D’autres aspects, comme le maintien et le renforcement de la qualité de l’éducation en Suisse, la gestion du changement climatique et l’augmentation de l’attractivité du pays, ont également reçu une attention significative.
L’IA, une opportunité pour les PME suisses
L’intelligence artificielle offre d’énormes opportunités, notamment pour les petites et moyennes entreprises (PME). Grâce à l’utilisation de modèles d’IA spécialisés et plus petits, même les entreprises qui ne disposent pas de vastes ensembles de données peuvent tirer parti des avantages de la technologie. Ces modèles sont plus économes en énergie et mieux adaptés aux besoins spécifiques, permettant ainsi aux PME d’améliorer leur efficacité et de développer des solutions innovantes.
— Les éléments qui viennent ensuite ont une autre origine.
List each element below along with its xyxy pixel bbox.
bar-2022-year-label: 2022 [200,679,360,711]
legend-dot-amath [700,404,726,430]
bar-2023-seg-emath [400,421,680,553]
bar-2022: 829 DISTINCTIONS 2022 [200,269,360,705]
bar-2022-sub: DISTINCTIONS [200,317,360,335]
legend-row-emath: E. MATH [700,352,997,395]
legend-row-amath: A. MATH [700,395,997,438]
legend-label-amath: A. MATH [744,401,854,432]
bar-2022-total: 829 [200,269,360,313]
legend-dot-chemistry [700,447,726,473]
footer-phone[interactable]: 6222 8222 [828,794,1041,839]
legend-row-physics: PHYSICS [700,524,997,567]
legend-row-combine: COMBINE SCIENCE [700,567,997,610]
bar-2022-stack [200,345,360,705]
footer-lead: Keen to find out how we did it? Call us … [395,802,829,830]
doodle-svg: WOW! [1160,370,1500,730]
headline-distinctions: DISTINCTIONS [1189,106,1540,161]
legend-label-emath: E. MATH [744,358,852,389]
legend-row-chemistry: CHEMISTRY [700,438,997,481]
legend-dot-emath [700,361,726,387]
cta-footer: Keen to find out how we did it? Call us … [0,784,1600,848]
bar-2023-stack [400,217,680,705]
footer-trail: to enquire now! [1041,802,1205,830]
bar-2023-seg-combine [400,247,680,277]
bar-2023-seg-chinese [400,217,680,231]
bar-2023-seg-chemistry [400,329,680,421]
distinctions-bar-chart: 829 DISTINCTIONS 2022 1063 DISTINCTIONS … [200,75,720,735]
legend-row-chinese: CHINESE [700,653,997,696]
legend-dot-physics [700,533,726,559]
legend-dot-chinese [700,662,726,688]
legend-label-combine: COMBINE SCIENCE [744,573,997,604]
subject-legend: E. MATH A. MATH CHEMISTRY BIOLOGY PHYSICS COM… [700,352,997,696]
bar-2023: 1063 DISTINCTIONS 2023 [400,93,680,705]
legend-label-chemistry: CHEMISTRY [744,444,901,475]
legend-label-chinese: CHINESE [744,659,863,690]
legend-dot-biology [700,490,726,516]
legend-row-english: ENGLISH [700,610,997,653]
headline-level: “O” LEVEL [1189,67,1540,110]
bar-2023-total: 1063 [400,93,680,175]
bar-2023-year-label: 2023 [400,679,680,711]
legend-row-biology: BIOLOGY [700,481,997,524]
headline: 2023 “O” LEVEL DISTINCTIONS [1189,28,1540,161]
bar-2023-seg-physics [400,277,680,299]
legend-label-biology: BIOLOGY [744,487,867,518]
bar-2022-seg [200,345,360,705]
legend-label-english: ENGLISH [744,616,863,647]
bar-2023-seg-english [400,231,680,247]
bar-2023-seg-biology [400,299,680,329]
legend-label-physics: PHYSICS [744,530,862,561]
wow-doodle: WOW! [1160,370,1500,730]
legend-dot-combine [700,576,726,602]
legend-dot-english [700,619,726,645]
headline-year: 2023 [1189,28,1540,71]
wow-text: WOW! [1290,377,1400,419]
L’étude a également révélé un grand besoin de formation en IA pour les PME, un domaine auquel les auteurs de l’étude souhaitent s’attaquer à l’avenir.
« Avec l’IA et la génération d’IA, nous disposons de technologies puissantes capables de résoudre certains des défis les plus urgents de notre époque. Il est de notre responsabilité d’utiliser ces technologies de manière à maximiser leurs bénéfices. Le développement des compétences en IA et en génération d’IA est essentiel pour accélérer la transformation numérique en Suisse et garantir la compétitivité et la capacité d’innovation du pays », a déclaré Catrin Hinkel, PDG de Microsoft Suisse. « Grâce à la collaboration étroite entre le monde académique et l’industrie, la Suisse dispose d’une excellente base pour réussir à transférer son modèle de réussite au XXIe siècle. »
« Il ne s’agit pas seulement d’améliorer l’efficacité, mais aussi de rendre l’intelligence artificielle digne de confiance dans la vie quotidienne. Les nouvelles technologies d’IA doivent être développées en harmonie avec les valeurs européennes, où la sécurité des données, la transparence et l’équité sont primordiales », a déclaré Dr. Alexander Ilic, cofondateur et directeur exécutif du centre d’IA de l’ETH.
« Le potentiel économique de l’IA ne pourra contribuer à une création de valeur durable en Suisse que si les exigences sociétales et écologiques sont systématiquement prises en compte. La Suisse peut se positionner comme un leader international dans le domaine de l’IA, mais uniquement si elle trouve le courage de se démarquer dans la concurrence existante en s’appuyant sur ses forces traditionnelles et futures », a conclu Dr. Stephan Sigrist, auteur de l’étude et fondateur du think tank W.I.R.E.
Conception de l’étude
L’étude repose sur une enquête menée auprès d’entreprises et d’experts suisses, complétée par des entretiens et des études de cas. Les données quantitatives ont été enrichies par des analyses qualitatives afin de dresser un tableau complet des impacts actuels et futurs de l’IA. Divers secteurs et tailles d’entreprises ont été pris en compte pour garantir une large applicabilité des résultats. Un total de 111 représentants d’entreprises suisses ont participé à l’enquête quantitative, et 20 entretiens qualitatifs avec des experts de différents secteurs et domaines de connaissances, directement ou indirectement liés à l’IA, ont également été menés.